Mais le député de Seine-et-Marne est revenu à la charge sur cette annonce "pas anecdotique". Cela entraînera "une charge pour le contribuable", sinon, "ça voudrait donc dire que le président de la République s'est livré à une manoeuvre, à nous faire croire que c'était une dépense nouvelle pour essayer de calmer la grève, mais en réalité c'est du recyclage", a-t-il lancé, appelant à "sortir de l'ambiguïté". Les Insoumis ont abondé en ce sens, Eric Coquerel jugeant les explications de la ministre peu claires et lui lançant que, depuis le début, ses explications et réponses "se résument en une dizaine de phrases".
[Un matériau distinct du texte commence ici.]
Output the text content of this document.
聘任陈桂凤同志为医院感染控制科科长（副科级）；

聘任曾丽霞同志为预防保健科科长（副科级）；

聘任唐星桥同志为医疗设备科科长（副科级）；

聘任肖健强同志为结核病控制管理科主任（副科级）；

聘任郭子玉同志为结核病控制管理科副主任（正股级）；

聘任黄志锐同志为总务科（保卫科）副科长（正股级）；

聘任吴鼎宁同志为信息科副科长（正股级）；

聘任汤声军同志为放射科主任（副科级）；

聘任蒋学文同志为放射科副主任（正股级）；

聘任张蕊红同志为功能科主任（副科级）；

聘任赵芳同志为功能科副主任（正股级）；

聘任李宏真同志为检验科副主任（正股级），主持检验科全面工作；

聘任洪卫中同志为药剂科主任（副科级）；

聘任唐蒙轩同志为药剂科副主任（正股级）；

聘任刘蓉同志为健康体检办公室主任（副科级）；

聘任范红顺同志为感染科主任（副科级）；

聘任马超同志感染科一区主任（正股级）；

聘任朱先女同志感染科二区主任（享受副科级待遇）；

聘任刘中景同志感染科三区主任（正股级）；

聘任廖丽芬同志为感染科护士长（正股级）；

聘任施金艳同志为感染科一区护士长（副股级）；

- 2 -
La ministre a ensuite renvoyé à la future loi de programmation des infrastructures. Des élus de la majorité, comme Danielle Brulebois, ont appelé à "arrêter les postures", exhortant à ne pas faire le procès au gouvernement "de dépenser l'argent qu'il n'a pas". Anne-Laure Cattelot (LREM) a lancé aux députés LR qu'au bout "d'un moment il faudrait savoir leur positionnement", leurs propos se rapprochant, selon elle, de ceux de la gauche. S'il n'y a "rien de nouveau" dans l'annonce présidentielle, Jean-Louis Bricout (Nouvelle Gauche) a jugé "légitimes" les interrogations sur le financement des investissements.
Un amendement adopté à l'unanimité en fin de séance
A la fin des débats, Elisabeth Borne a déploré globalement que "certains souhaitent être dans la posture, dans l'amalgame plutôt que de construire cette réforme ferroviaire très importante pour les Français". En retour, Danièle Obono (LFI) a dénoncé les "postures idéologiques" gouvernementales, Pierre Dharréville (PCF) soulignant un "vrai désaccord politique" qui "vaut mieux que ce qualificatif", Christophe Bouillon (Nouvelle Gauche) redisant sa crainte d'une "présomption de privatisation" de la SNCF. Pour LR, Jean-Marie Sermier a dit sa "déception", notamment sur l'absence de réponses sur la dette ou les "petites lignes", sans préjuger du vote de son groupe le 17 avril.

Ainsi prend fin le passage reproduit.